You see, when people don't talk about their problems, the problems just get worse; that's not rocket science. If there's an issue that you need to have resolved, then you have to say something about it, not huff and puff and hope that it magically corrects itself. To this day, I'm still not even sure exactly what I did to tick off my roommates, because they never once addressed me about the issues they had with me. All I know is that come spring semester, I was no longer wanted. You could cut the passive aggressiveness with a knife.
You want to know what happens when your roommates turn against you? You grow incredibly insecure. You dread going back to your room at night. You feel uncomfortable even asking who's buying the next pack of toilet paper, because you feel like an unwelcome nuisance. You move out with three weeks left in the semester because you're so miserable living with people who tear down all of your decorations in the common room and expect you to understand the "justice" in it.

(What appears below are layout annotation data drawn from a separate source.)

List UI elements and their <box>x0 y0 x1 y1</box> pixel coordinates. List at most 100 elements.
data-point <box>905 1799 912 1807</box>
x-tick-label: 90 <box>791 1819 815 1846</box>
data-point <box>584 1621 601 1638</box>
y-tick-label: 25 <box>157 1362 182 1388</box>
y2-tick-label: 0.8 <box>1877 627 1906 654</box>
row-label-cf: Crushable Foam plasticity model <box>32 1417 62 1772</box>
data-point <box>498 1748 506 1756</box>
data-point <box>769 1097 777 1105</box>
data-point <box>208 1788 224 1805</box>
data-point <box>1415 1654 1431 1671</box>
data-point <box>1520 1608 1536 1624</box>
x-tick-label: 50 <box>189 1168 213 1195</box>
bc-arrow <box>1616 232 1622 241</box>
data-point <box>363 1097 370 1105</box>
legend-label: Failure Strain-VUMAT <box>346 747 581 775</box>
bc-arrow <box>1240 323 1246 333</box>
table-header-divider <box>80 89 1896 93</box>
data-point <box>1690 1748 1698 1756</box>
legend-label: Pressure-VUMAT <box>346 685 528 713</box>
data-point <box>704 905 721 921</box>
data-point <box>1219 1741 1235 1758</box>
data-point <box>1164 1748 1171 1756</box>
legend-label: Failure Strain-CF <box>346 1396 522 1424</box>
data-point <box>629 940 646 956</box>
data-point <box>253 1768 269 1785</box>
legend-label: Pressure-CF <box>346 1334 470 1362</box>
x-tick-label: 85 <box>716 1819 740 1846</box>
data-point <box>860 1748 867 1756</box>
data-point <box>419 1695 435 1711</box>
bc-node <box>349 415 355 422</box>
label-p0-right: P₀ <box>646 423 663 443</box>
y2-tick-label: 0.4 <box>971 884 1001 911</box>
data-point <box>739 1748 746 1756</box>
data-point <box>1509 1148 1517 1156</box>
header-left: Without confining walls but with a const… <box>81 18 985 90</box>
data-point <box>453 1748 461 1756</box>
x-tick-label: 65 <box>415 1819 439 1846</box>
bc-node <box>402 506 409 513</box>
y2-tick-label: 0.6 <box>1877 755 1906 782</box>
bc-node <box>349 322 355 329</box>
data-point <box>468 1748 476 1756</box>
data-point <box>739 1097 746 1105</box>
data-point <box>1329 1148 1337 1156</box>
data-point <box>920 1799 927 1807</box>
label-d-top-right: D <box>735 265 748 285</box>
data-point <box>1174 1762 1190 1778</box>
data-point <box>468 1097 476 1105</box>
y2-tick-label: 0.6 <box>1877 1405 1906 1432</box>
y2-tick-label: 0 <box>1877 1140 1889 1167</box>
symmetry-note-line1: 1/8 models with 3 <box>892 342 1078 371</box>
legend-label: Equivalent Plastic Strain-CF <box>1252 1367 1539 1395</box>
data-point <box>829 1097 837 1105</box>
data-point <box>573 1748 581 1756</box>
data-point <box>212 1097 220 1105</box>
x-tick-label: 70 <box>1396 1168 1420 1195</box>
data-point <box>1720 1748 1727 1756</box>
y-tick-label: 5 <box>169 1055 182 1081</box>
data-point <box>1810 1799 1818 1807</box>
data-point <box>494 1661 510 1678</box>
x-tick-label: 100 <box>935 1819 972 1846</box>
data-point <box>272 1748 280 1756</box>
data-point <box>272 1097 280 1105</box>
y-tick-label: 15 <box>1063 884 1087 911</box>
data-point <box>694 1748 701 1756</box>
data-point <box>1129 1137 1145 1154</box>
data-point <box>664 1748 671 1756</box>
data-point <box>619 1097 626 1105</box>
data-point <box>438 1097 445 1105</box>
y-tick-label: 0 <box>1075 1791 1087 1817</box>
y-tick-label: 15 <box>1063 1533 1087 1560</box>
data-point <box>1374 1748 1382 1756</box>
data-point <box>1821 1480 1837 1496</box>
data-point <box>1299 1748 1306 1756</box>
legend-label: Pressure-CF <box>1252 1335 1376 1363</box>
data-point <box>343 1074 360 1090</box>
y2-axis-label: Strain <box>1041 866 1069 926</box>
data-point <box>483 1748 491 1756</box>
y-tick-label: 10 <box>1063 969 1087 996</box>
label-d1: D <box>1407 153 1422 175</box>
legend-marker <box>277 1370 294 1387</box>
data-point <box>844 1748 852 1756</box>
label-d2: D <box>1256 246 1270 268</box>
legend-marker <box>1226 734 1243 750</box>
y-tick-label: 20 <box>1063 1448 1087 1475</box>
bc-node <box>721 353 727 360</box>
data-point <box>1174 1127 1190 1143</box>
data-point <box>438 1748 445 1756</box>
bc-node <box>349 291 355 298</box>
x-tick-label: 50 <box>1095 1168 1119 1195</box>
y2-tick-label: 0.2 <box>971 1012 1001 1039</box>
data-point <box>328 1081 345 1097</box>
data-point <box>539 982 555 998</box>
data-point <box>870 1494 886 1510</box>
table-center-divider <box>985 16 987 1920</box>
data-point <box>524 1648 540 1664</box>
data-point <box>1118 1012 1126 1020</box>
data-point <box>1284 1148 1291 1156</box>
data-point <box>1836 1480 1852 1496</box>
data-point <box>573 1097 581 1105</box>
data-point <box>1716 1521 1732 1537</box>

No, I did not have the best first roommate experience, but I learned so much through it. The reality of having roommates is that you won't always be best friends, but if you know how to be upfront and talk through your issues, you can live happily and peaceably with each other.
I'm sorry our time living together wasn't the best. I'm sorry that we couldn't have the ideal roommate friendship. I'm sorry I left without saying anything because I didn't know how to talk to you anymore, and I felt like you wouldn't even care to listen. Truthfully, I know you were happy to see me gone.
When I see you in the hallway, I'll smile.